IN OUR OWN BACK YARD

It is always exciting to sit and chapel, seeing and hearing the reports from our student campaigns. Today was no exception, as Chuck Ramseur shared the results of one such recent effort. While we had students travel to Washington, Montana, and Utah, a good-sized group stayed here in the Denver area and knocked doors and campaigned in Wheat Ridge. These homes lay just a few miles north and west of the church building. The thing that struck me about this campaign in a major U.S. city’s suburbs are the types of people our students encountered.

In addition to the expected atheists, there were others you might not expect to be met. One man showed no interest in the creation seminar hosted by the Miller Street congregation because his gods were Thor and Oden. Before the students left, it so happened that the man’s high priest arrived. That apparently made for a memorable experience. Another couple of students met a woman who was a practicing Wiccan. She had black and white stones set up around the perimeter of her house, a superstition that was apparently designed to bring balance and stability to her home and life. Duality is an important element found throughout this neopagan religion. Another pair of student campaigners ran across a “Jewish Christian” whose beliefs must surely be unorthodox. He believes in reading Tarot cards as well as the idea of reincarnation. He also claimed to be able to read Aramaic through his “mind’s eye.”
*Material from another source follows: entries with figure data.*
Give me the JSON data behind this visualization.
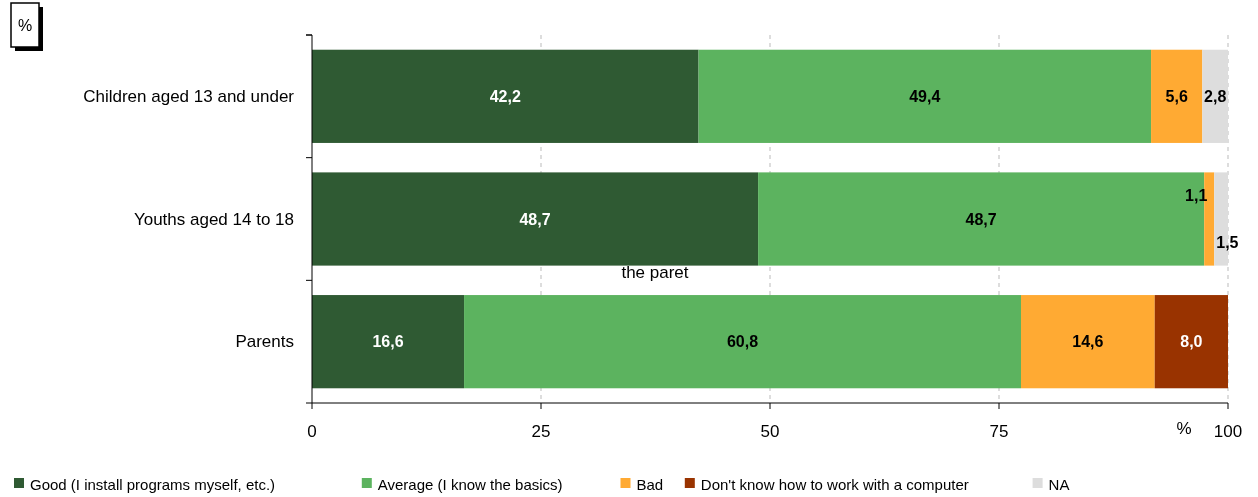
{
  "chart_data": {
    "type": "bar",
    "orientation": "horizontal",
    "stacked": true,
    "xlabel": "%",
    "annotations": [
      "%",
      "the paret"
    ],
    "categories": [
      "Children aged 13 and under",
      "Youths aged 14 to 18",
      "Parents"
    ],
    "series": [
      {
        "name": "Good (I install programs myself, etc.)",
        "color": "#2f5a33",
        "values": [
          42.2,
          48.7,
          16.6
        ],
        "value_labels": [
          "42,2",
          "48,7",
          "16,6"
        ]
      },
      {
        "name": "Average (I know the basics)",
        "color": "#5cb35f",
        "values": [
          49.4,
          48.7,
          60.8
        ],
        "value_labels": [
          "49,4",
          "48,7",
          "60,8"
        ]
      },
      {
        "name": "Bad",
        "color": "#ffaa33",
        "values": [
          5.6,
          1.1,
          14.6
        ],
        "value_labels": [
          "5,6",
          "1,1",
          "14,6"
        ]
      },
      {
        "name": "Don't know how to work with a computer",
        "color": "#993300",
        "values": [
          null,
          null,
          8.0
        ],
        "value_labels": [
          null,
          null,
          "8,0"
        ]
      },
      {
        "name": "NA",
        "color": "#dddddd",
        "values": [
          2.8,
          1.5,
          null
        ],
        "value_labels": [
          "2,8",
          "1,5",
          null
        ]
      }
    ],
    "xlim": [
      0,
      100
    ],
    "xticks": [
      0,
      25,
      50,
      75,
      100
    ],
    "grid": "x",
    "legend": "bottom"
  }
}
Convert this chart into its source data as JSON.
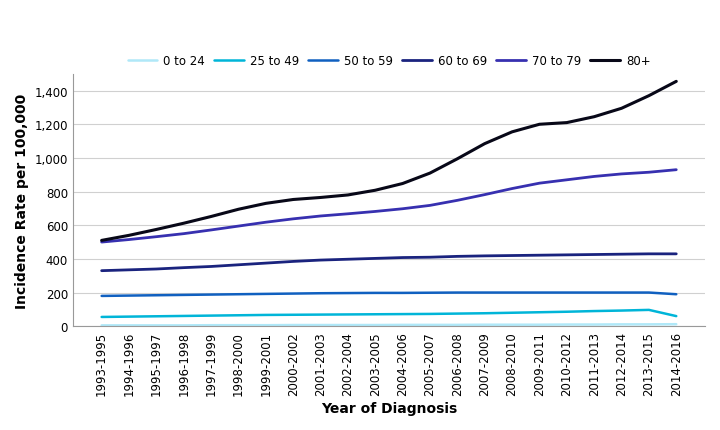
{
  "x_labels": [
    "1993-1995",
    "1994-1996",
    "1995-1997",
    "1996-1998",
    "1997-1999",
    "1998-2000",
    "1999-2001",
    "2000-2002",
    "2001-2003",
    "2002-2004",
    "2003-2005",
    "2004-2006",
    "2005-2007",
    "2006-2008",
    "2007-2009",
    "2008-2010",
    "2009-2011",
    "2010-2012",
    "2011-2013",
    "2012-2014",
    "2013-2015",
    "2014-2016"
  ],
  "series": {
    "0 to 24": {
      "color": "#b0e8f8",
      "linewidth": 1.8,
      "values": [
        5,
        5,
        5,
        5,
        6,
        6,
        6,
        7,
        7,
        7,
        7,
        8,
        8,
        8,
        9,
        9,
        9,
        10,
        10,
        11,
        11,
        12
      ]
    },
    "25 to 49": {
      "color": "#00b5d8",
      "linewidth": 1.8,
      "values": [
        55,
        57,
        59,
        61,
        63,
        65,
        67,
        68,
        69,
        70,
        71,
        72,
        73,
        75,
        77,
        80,
        83,
        86,
        90,
        93,
        97,
        60
      ]
    },
    "50 to 59": {
      "color": "#1060c0",
      "linewidth": 1.8,
      "values": [
        180,
        182,
        184,
        186,
        188,
        190,
        192,
        194,
        196,
        197,
        198,
        198,
        199,
        200,
        200,
        200,
        200,
        200,
        200,
        200,
        200,
        190
      ]
    },
    "60 to 69": {
      "color": "#1a237e",
      "linewidth": 2.0,
      "values": [
        330,
        335,
        340,
        348,
        355,
        365,
        375,
        385,
        393,
        398,
        403,
        408,
        410,
        415,
        418,
        420,
        422,
        424,
        426,
        428,
        430,
        430
      ]
    },
    "70 to 79": {
      "color": "#3730b0",
      "linewidth": 2.0,
      "values": [
        500,
        515,
        532,
        550,
        572,
        595,
        618,
        638,
        655,
        668,
        682,
        698,
        718,
        748,
        782,
        818,
        850,
        870,
        890,
        905,
        915,
        930
      ]
    },
    "80+": {
      "color": "#080818",
      "linewidth": 2.2,
      "values": [
        510,
        540,
        575,
        612,
        652,
        695,
        730,
        753,
        765,
        780,
        808,
        848,
        910,
        995,
        1085,
        1155,
        1200,
        1210,
        1245,
        1295,
        1370,
        1455
      ]
    }
  },
  "xlabel": "Year of Diagnosis",
  "ylabel": "Incidence Rate per 100,000",
  "ylim": [
    0,
    1500
  ],
  "yticks": [
    0,
    200,
    400,
    600,
    800,
    1000,
    1200,
    1400
  ],
  "background_color": "#ffffff",
  "grid_color": "#d0d0d0",
  "axis_fontsize": 10,
  "tick_fontsize": 8.5
}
Why do I point these experiences out to you? This is not the heart of the jungles of South America or Southeast Asia. This is not among the tribes of Africa. This is the urban corridor of Colorado, in America. How is this possible? Many answers might be offered: the embracing of pluralism, political correctness, relativism, eroding moral values, and the like. Yet, it all comes down to a rejection of Divine knowledge. The Bible has, in many corners, ceased to be revered by the average person in our culture. The Bible warns about what follows such changes. In Romans one, Paul writes, “And even as they did not like to retain God in their knowledge, God gave them over to a debased mind, to do those things which are not fitting; being filled with all unrighteousness, sexual immorality, wickedness, covetousness, maliciousness full of envy, murder, strife, deceit, evil-mindedness; they are whisperers, backbiters, haters of God, violent, proud, boasters, inventors of evil things, disobedient to parents, undiscerning, untrustworthy, unloving, unforgiving, unmerciful; who, knowing the righteous judgment of God, that those who practice such things are deserving of death, not only do the same but also approve of those who practice them” (28-32). Read through that list again. In them, there are allusions to the very things witnessed by our students. The sobering thought is that when we reject biblical knowledge, God rejects us (Hos. 4:6). We have much work to be done, not only on foreign soil, but also in our own back yard!